One of my most memorable lessons was trying to feel the 3 beat canter on horse back.  Jean-Claude suggested I listen to Beethoven's Symphony #7 which contains a perfect 3 beat movement.  I did and it helped! In fact a 5 week stay as a working student at the Racinet residence in South Carolina back in the early 90s, opened my soul to classical music (Mozart and Beethoven were his favorites). Thank you Jean-Claude for sharing this passion with me.  I remember driving back to NJ blasting Symphony # 9 in the car - he would have been proud of me.

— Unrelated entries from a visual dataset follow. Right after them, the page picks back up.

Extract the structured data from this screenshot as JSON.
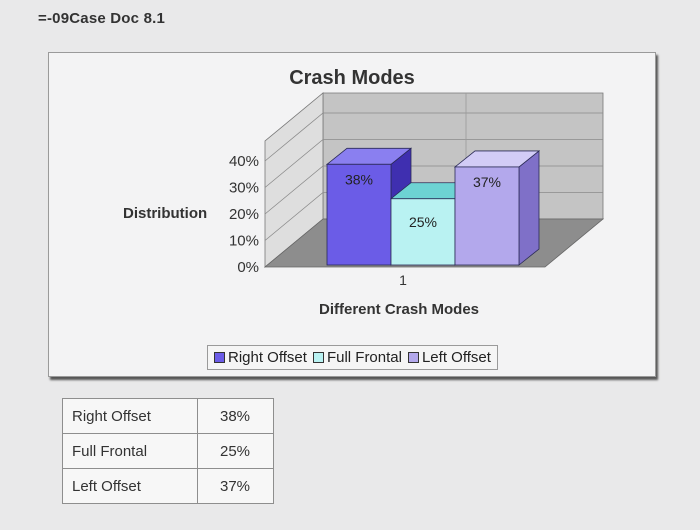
{
  "document": {
    "title": "=-09Case Doc 8.1"
  },
  "chart_data": {
    "type": "bar",
    "title": "Crash Modes",
    "xlabel": "Different Crash Modes",
    "ylabel": "Distribution",
    "categories": [
      "1"
    ],
    "ylim": [
      0,
      40
    ],
    "y_ticks": [
      "0%",
      "10%",
      "20%",
      "30%",
      "40%"
    ],
    "series": [
      {
        "name": "Right Offset",
        "values": [
          38
        ],
        "label": "38%",
        "color": "#6b5ce7"
      },
      {
        "name": "Full Frontal",
        "values": [
          25
        ],
        "label": "25%",
        "color": "#b9f2f2"
      },
      {
        "name": "Left Offset",
        "values": [
          37
        ],
        "label": "37%",
        "color": "#b3a8ec"
      }
    ],
    "legend_position": "bottom",
    "grid": true
  },
  "table": {
    "rows": [
      {
        "label": "Right Offset",
        "value": "38%"
      },
      {
        "label": "Full Frontal",
        "value": "25%"
      },
      {
        "label": "Left Offset",
        "value": "37%"
      }
    ]
  }
}
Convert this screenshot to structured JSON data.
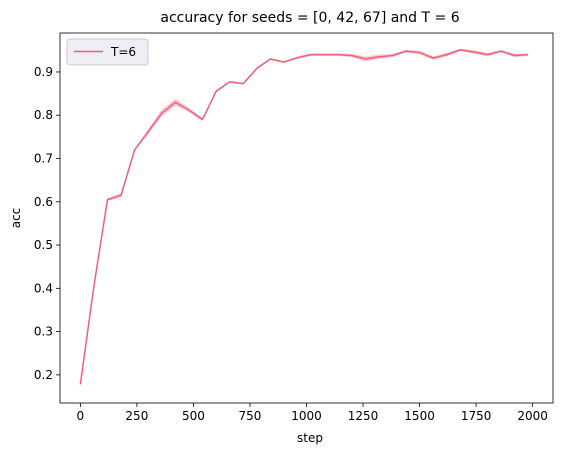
{
  "chart_data": {
    "type": "line",
    "title": "accuracy for seeds = [0, 42, 67] and T = 6",
    "xlabel": "step",
    "ylabel": "acc",
    "xlim": [
      -90,
      2090
    ],
    "ylim": [
      0.135,
      0.99
    ],
    "xticks": [
      0,
      250,
      500,
      750,
      1000,
      1250,
      1500,
      1750,
      2000
    ],
    "yticks": [
      0.2,
      0.3,
      0.4,
      0.5,
      0.6,
      0.7,
      0.8,
      0.9
    ],
    "xtick_labels": [
      "0",
      "250",
      "500",
      "750",
      "1000",
      "1250",
      "1500",
      "1750",
      "2000"
    ],
    "ytick_labels": [
      "0.2",
      "0.3",
      "0.4",
      "0.5",
      "0.6",
      "0.7",
      "0.8",
      "0.9"
    ],
    "grid": false,
    "legend": {
      "position": "top-left",
      "entries": [
        "T=6"
      ]
    },
    "colors": {
      "line": "#f0607a",
      "band": "#f7b3c0"
    },
    "series": [
      {
        "name": "T=6",
        "x": [
          0,
          60,
          120,
          180,
          240,
          300,
          360,
          420,
          480,
          540,
          600,
          660,
          720,
          780,
          840,
          900,
          960,
          1020,
          1080,
          1140,
          1200,
          1260,
          1320,
          1380,
          1440,
          1500,
          1560,
          1620,
          1680,
          1740,
          1800,
          1860,
          1920,
          1980
        ],
        "y": [
          0.178,
          0.405,
          0.605,
          0.615,
          0.72,
          0.762,
          0.805,
          0.83,
          0.812,
          0.79,
          0.855,
          0.877,
          0.873,
          0.908,
          0.93,
          0.923,
          0.933,
          0.94,
          0.94,
          0.94,
          0.938,
          0.93,
          0.935,
          0.938,
          0.948,
          0.945,
          0.932,
          0.94,
          0.951,
          0.946,
          0.94,
          0.948,
          0.938,
          0.94
        ],
        "y_lower": [
          0.177,
          0.404,
          0.602,
          0.609,
          0.718,
          0.756,
          0.797,
          0.822,
          0.807,
          0.786,
          0.852,
          0.875,
          0.871,
          0.905,
          0.928,
          0.921,
          0.93,
          0.937,
          0.937,
          0.937,
          0.934,
          0.924,
          0.93,
          0.934,
          0.945,
          0.941,
          0.928,
          0.936,
          0.948,
          0.942,
          0.936,
          0.945,
          0.934,
          0.937
        ],
        "y_upper": [
          0.179,
          0.406,
          0.608,
          0.621,
          0.722,
          0.768,
          0.813,
          0.838,
          0.817,
          0.794,
          0.858,
          0.879,
          0.875,
          0.911,
          0.932,
          0.925,
          0.936,
          0.943,
          0.943,
          0.943,
          0.942,
          0.936,
          0.94,
          0.942,
          0.951,
          0.949,
          0.936,
          0.944,
          0.954,
          0.95,
          0.944,
          0.951,
          0.942,
          0.943
        ]
      }
    ]
  }
}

A true victory for Jean-Claude was towards the end of this life, he was giving numerous clinics in Germany, "enemy camp"; as he would have jokingly referred to in the past.   And it is an irony, almost like a Shakespearean tragedy, that this is also where he had the fall that eventually led to his demise. Show Jumping legend, George Morris, a proponent of the French School, couldn't believe this in fact when I told him.  I had to repeat it a several times.

And then there is Susan, his devoted and loving wife.  I do believe if it wasn't for her, Jean-Claude wouldn't have lived to see almost 80 years of age.  She was always there for him, admired him and I know how much he loved her.  When staying at their place I would notice how he would fret when she had left the house to go shopping for example.  If she didn't come home when expected he would get nervous thinking something had happened to her. When away from home giving clinics he was always in touch with her.  He was a lucky man to have Susan at his side even during his last breath so I am told.

To this day, Jean-Claude was for sure an influence in my life and his teachings will remain at the core of my riding. 

Adieu le maître et mon cher ami...


A memorial service will be held at 11 a.m. Saturday, May 9, at Pen Merryl Farm in Greenville, VA. Memorial contributions may be made to Jean-François Racinet. The family will receive friends at the home. Arrangements are by Harrison Funeral Home & Crematory.